Andrey Boris Khesin, Jonathan Z. Lu

The realization of quantum error correction protocols whose logical error rates are suppressed far below physical error rates relies on an intricate combination: the error-correcting code's efficiency, the syndrome extraction circuit's fault tolerance and overhead, the decoder's quality, and the device's constraints, such as physical qubit count and connectivity. This work makes two contributions towards error-corrected quantum devices. First, we introduce mirror codes, a simple yet flexible construction of LDPC stabilizer codes parameterized by a group $G$ and two subsets of $G$ whose total size bounds the check weight. These codes contain all abelian two-block group algebra codes, such as bivariate bicycle (BB) codes. At the same time, they are manifestly not CSS in general, thus deviating substantially from most prior constructions.
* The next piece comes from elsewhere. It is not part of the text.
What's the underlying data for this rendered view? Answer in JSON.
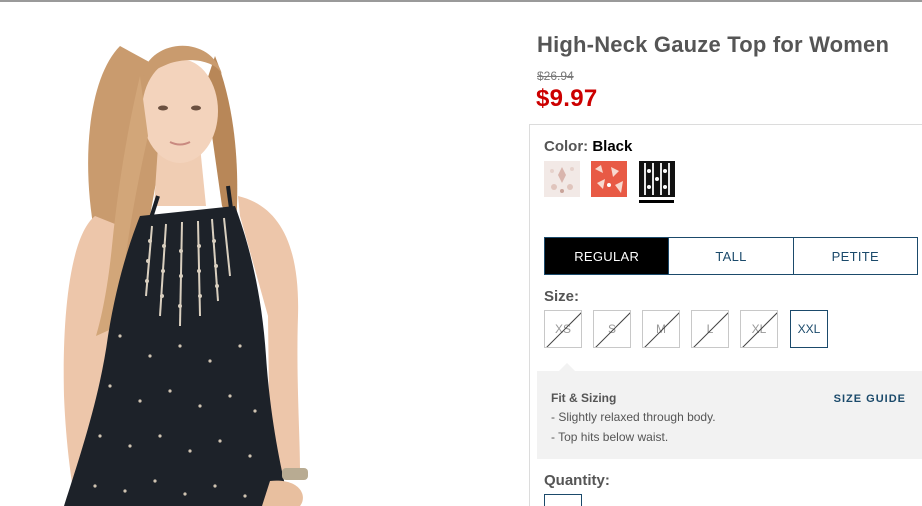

Fixing a check weight of 6, we find $[[ 60, 4, 10 ]], [[ 36, 6, 6 ]], [[ 48, 8, 6 ]]$, and $[[ 85, 8, 9 ]]$ codes, all of which are not CSS; we also find several weight-7 codes with $kd > n$. Next, we construct syndrome extraction circuits that trade overhead for provable fault tolerance. These circuits use 1-2, 3, and 6 ancillae per check, and respectively are partially fault-tolerant (FT), provably FT on weight-6 CSS codes, and provably FT on \emph{all} weight-6 stabilizer codes. Using our constructions, we perform end-to-end quantum memory experiments on several representative mirror codes under circuit-level noise. We achieve an error pseudothreshold on the order of $0.2\%$, approximately matching that of the $[[ 144, 12, 12 ]]$ BB code under the same model. These findings position mirror codes as a versatile candidate for fault-tolerant quantum memory, especially on smaller-scale devices in the near term.